Il Comandante Agostini vuole anche rispondere a tutte quelle persone che si chiedono perché a volte la polizia non intervenga per le strade e sequestri tutta la merce abusiva. Per spiegarlo viene portato come esempio il dardo luminoso che viene venduto per le strade. Questo oggettino costa 15 centesimi all’ingrosso e viene venduto tra i 2 e 5 euro. Quando si fa un sequestro vengono requisiti massimo cinque pezzi perché non ne vengono tenuti di più in mano.
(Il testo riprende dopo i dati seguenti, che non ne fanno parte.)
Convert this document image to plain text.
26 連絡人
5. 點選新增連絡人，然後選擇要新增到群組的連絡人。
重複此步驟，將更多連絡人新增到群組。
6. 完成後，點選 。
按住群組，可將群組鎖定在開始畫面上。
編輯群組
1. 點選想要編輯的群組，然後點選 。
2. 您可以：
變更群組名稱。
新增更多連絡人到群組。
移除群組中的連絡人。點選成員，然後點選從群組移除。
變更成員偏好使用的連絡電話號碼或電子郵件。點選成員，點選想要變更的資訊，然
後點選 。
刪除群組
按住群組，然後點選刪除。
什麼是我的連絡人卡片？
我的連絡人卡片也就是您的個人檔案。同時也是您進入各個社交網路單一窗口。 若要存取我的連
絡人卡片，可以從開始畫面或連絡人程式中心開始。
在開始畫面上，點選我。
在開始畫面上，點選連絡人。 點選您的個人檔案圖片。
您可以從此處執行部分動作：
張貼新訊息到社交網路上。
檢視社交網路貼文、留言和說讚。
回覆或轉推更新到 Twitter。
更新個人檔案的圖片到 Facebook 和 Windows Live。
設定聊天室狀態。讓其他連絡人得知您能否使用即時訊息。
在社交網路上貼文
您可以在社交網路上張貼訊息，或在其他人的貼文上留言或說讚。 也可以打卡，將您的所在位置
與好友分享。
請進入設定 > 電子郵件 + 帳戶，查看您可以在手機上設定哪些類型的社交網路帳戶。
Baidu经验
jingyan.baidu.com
Alla fine il venditore abusivo non va a perderci, mentre fare un verbale costa circa 250 euro alla comunità. È più facile invece intervenire sulle borse contraffatte, che all’ingrosso costano tra i 5 e gli 8 euro e vengono rivendute ad almeno 20 euro. Quando vengono sequestrate tra le cinque e le sette borse, i venditori ne devono rivendere altrettante per rientrare della spesa.